By default, when a table is created, the number of versions per Column Family is 3. However, it is possible to specify more:

> create 'students', {NAME => 'courses', VERSIONS => 10}

To fetch one Student:

> get 'students', 'Student2'
COLUMN                                 CELL
courses:geography                     timestamp=1351332047022, value=G0212
courses:history                       timestamp=1351332046950, value=H0112
2 row(s) in 0.3100 seconds

The result displays all the current subjects Student2 is enrolled in.

If now we want to disenroll Student2 from subject* ‘history’*:

> delete 'students', 'Student2', 'courses:history'

 

<pre>get 'students', 'Student2'
COLUMN                                 CELL
courses:geography                     timestamp=1351332047022, value=G0212
1 row(s) in 0.0140 seconds

Lastly, we drop table ‘students‘. Dropping a table is two-step operation:

> disable 'students'
0 row(s) in 2.0420 seconds

And now we can actually drop the table:

> drop 'students'
0 row(s) in 1.0790 seconds

Summary

This post was a brief introduction to HBase.
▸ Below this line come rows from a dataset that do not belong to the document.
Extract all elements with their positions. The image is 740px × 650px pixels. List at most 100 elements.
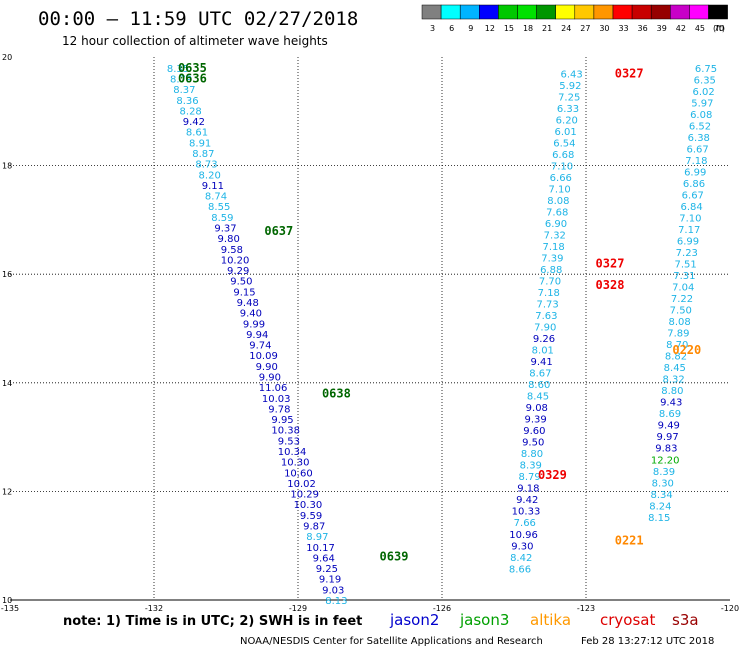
swh-value: 6.86 [683,179,705,190]
scale-swatch [612,4,633,20]
swh-value: 7.10 [548,184,570,195]
swh-value: 9.64 [313,553,335,564]
swh-value: 6.68 [552,150,574,161]
swh-value: 9.03 [322,585,344,596]
swh-value: 7.90 [534,323,556,334]
scale-swatch [536,4,556,20]
swh-value: 8.01 [532,346,554,357]
swh-value: 10.30 [281,458,310,469]
scale-label: 21 [542,24,552,33]
chart-title: 00:00 – 11:59 UTC 02/27/2018 [38,8,358,30]
swh-value: 8.59 [211,213,233,224]
scale-swatch [440,4,461,20]
swh-value: 9.39 [524,415,546,426]
swh-value: 6.52 [689,121,711,132]
x-tick-label: -120 [721,604,739,613]
scale-label: 6 [449,24,454,33]
time-label: 0327 [596,256,625,270]
swh-value: 6.20 [556,115,578,126]
swh-value: 7.10 [551,161,573,172]
swh-value: 7.25 [558,92,580,103]
scale-label: 9 [468,24,473,33]
swh-value: 9.80 [218,234,240,245]
swh-value: 8.15 [648,513,670,524]
swh-value: 9.25 [316,564,338,575]
swh-value: 8.24 [649,501,671,512]
scale-swatch [479,4,499,20]
swh-value: 10.20 [221,255,250,266]
swh-value: 5.97 [691,98,713,109]
time-label: 0638 [322,387,351,401]
swh-value: 9.74 [249,341,271,352]
swh-value: 6.66 [550,173,572,184]
swh-value: 8.42 [510,553,532,564]
legend-entry: altika [530,611,571,629]
swh-value: 6.43 [560,69,582,80]
x-tick-label: -129 [289,604,307,613]
swh-value: 8.45 [664,363,686,374]
swh-value: 6.54 [553,138,575,149]
swh-value: 8.39 [520,461,542,472]
swh-value: 10.09 [249,351,278,362]
y-tick-label: 10 [2,596,12,605]
footer-timestamp: Feb 28 13:27:12 UTC 2018 [581,636,714,647]
x-tick-label: -135 [1,604,19,613]
swh-value: 8.39 [653,467,675,478]
swh-value: 10.30 [294,500,323,511]
swh-value: 7.18 [542,242,564,253]
satellite-legend: jason2 jason3 altika cryosat s3a [389,611,699,629]
swh-value: 6.88 [540,265,562,276]
swh-value: 7.73 [536,300,558,311]
scale-label: 42 [676,24,686,33]
scale-swatch [650,4,671,20]
scale-swatch [459,4,480,20]
swh-value: 10.34 [278,447,307,458]
swh-value: 9.83 [655,444,677,455]
swh-value: 6.67 [682,190,704,201]
swh-value: 8.28 [180,106,202,117]
swh-value: 8.37 [173,85,195,96]
swh-value: 6.67 [686,144,708,155]
swh-value: 9.78 [268,404,290,415]
swh-value: 6.90 [545,219,567,230]
swh-value: 7.51 [674,260,696,271]
swh-value: 8.74 [205,192,227,203]
swh-value: 9.59 [300,511,322,522]
swh-value: 9.94 [246,330,268,341]
scale-label: 12 [485,24,495,33]
time-label: 0329 [538,468,567,482]
time-label: 0327 [615,66,644,80]
plot-area: 10 12 14 16 18 20 -135 -132 -129 -126 -123 -120 8.35… [1,53,739,613]
footer-note: note: 1) Time is in UTC; 2) SWH is in fe… [63,614,362,629]
swh-value: 7.70 [539,276,561,287]
swh-value: 8.30 [652,478,674,489]
time-label: 0636 [178,72,207,86]
chart-subtitle: 12 hour collection of altimeter wave hei… [62,34,328,48]
swh-value: 8.13 [325,596,347,607]
swh-value: 6.84 [680,202,702,213]
time-label: 0639 [380,550,409,564]
swh-value: 6.01 [554,127,576,138]
swh-value: 10.60 [284,468,313,479]
swh-value: 8.70 [666,340,688,351]
scale-label: 39 [657,24,667,33]
x-tick-label: -126 [433,604,451,613]
scale-label: 36 [638,24,648,33]
swh-value: 10.96 [509,530,538,541]
scale-swatch [689,4,709,20]
swh-value: 9.42 [516,495,538,506]
swh-value: 9.29 [227,266,249,277]
swh-value: 9.50 [522,438,544,449]
swh-value: 9.90 [259,373,281,384]
swh-value: 7.68 [546,207,568,218]
swh-value: 7.04 [672,283,694,294]
swh-value: 8.60 [528,380,550,391]
scale-swatch [593,4,614,20]
swh-value: 8.82 [665,352,687,363]
swh-value: 6.38 [688,133,710,144]
footer-credit: NOAA/NESDIS Center for Satellite Applica… [240,636,543,647]
swh-value: 7.89 [667,329,689,340]
x-tick-label: -123 [577,604,595,613]
swh-value: 9.97 [656,432,678,443]
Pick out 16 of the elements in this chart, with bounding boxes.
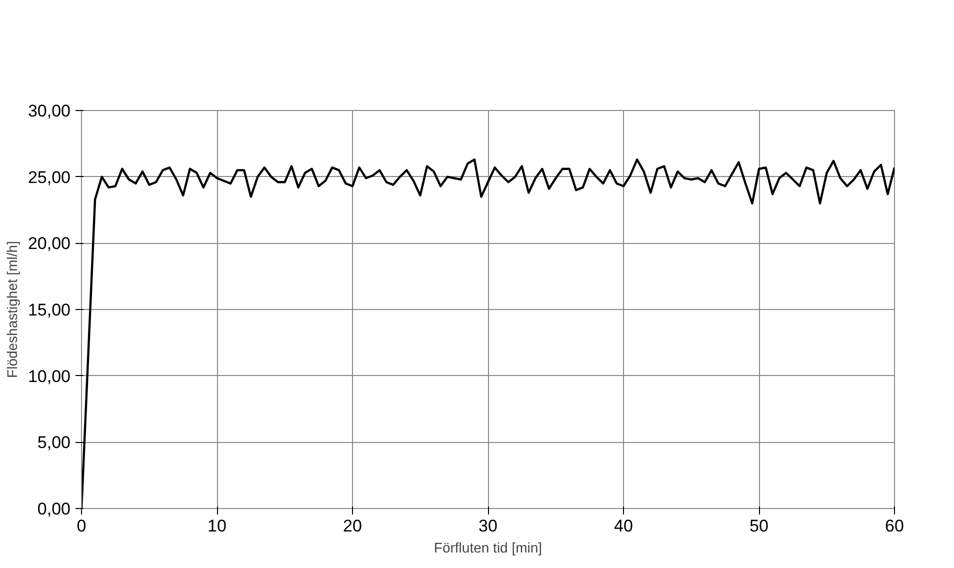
x-tick-label: 10: [208, 516, 226, 536]
x-tick-label: 20: [343, 516, 362, 536]
y-tick-label: 0,00: [37, 500, 71, 518]
x-tick-label: 30: [478, 516, 498, 536]
x-tick-label: 40: [614, 516, 633, 536]
y-tick-label: 20,00: [28, 234, 71, 254]
y-tick-label: 25,00: [28, 168, 71, 187]
y-axis-title: Flödeshastighet [ml/h]: [4, 241, 20, 378]
x-tick-label: 60: [885, 516, 904, 536]
y-tick-label: 15,00: [28, 300, 71, 320]
x-tick-label: 0: [76, 516, 86, 536]
x-axis-title: Förfluten tid [min]: [434, 540, 542, 556]
x-tick-label: 50: [750, 516, 768, 536]
y-tick-label: 30,00: [28, 102, 71, 120]
y-tick-label: 10,00: [28, 366, 71, 386]
y-tick-label: 5,00: [37, 433, 71, 452]
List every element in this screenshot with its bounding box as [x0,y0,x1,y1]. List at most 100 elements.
HBase is a Columnar Database, usually categorized as a NoSQL database. HBase is built on top of Hadoop and shares many concepts with Google’s BigData, mainly its data model. In HBase data is stored in tables, being each table composed of rows and column families. A column family is a pair prefix:qualifier, where prefix is a fixed part and qualifier is variable. HBase also supports versioning by storing timestamp information for every column family. So, to retrieve a single value from a HBase table, the user has to specify three keys: <RowKey, ColumnFamily, Timestamp>. This way of storing/retrieving data makes that HBase is sometimes referred as a large sparse hash map.

As HBase relies on Hadoop it comes with the common features Hadoop provides: a distributed filesystem, data node fault tolerancy and good integration with the MapReduce framework. In addition, HBase provides other very interesting features such as autosharding, automatic failover, linear scaling of capacity and random reads and writes. The last one is a very interesting feature as plain Hadoop only allows to process the whole dataset in a batch.

And this is all for now. On a following post I will explain how to connect HBase with Hadoop, so it is possible to run MapReduce jobs over data stored in a HBase data store.